You may experience one or both of the following symptoms when using Data Engine:
Data Engine logs you out unexpectedly during a task. Refreshing the tab does not restore the session — you need to close the tab and reopen Data Engine from the nine-dot menu.
Scheduled reports fail to run or complete.
These issues can have two causes: a platform-level outage affecting the DataHub messaging system, or performance pressure on the shared infrastructure during busy periods.
Platform outages
Some instances of these errors are caused by temporary DataHub outages — for example, connectivity issues with the RabbitMQ server that drives the DataHub messaging system.
When this occurs, our hosting team investigates and resolves the issue, which may involve temporarily pausing message flow and restoring RabbitMQ.
If you are experiencing sudden, widespread failures, this may be the cause. These are resolved by our team and do not require any action on your part.
📌Note: If you suspect a platform outage, please raise a support case so our team can investigate.

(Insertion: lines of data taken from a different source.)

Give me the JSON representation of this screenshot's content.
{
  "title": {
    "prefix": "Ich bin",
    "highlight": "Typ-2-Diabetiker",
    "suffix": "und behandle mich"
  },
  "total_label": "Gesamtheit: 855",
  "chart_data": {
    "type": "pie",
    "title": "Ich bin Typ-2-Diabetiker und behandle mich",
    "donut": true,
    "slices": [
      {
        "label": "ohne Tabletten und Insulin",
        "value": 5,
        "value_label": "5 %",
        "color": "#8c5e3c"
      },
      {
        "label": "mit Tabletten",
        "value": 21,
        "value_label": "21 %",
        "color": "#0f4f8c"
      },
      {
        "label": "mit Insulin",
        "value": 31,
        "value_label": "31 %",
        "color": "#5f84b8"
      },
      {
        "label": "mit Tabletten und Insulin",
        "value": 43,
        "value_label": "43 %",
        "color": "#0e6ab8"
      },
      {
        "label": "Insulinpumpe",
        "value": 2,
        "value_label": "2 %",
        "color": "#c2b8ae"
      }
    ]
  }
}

Shared infrastructure and peak-time queuing
Data Engine runs on a shared infrastructure with a limited number of threads available to process tasks.
During busy periods — typically early morning — a high volume of tasks from all customers are queued for processing. This means we cannot guarantee that scheduled tasks will execute or complete at the exact time they were scheduled for.
If you have a large number of tasks, particularly large tasks, or schedules with a short timeframe between them, this increases the likelihood of delays or failures during peak times.
🤓Tip: To reduce the impact of peak-time queuing, spread your schedules out so that fewer tasks run at the same time, and avoid very short intervals between schedules.
About Data Engine schedules
Data Engine is a data warehouse solution designed to support business intelligence reporting by pulling data from sources, transforming it, and presenting it to Access Analytics. Its primary use case is not real-time reporting.
Schedules can be configured to run as frequently as every 30 minutes, but during busy periods tasks are queued and may not run immediately. We are aware of the challenges this presents for customers who require time-critical, high-frequency schedules and are actively exploring ways to improve the experience.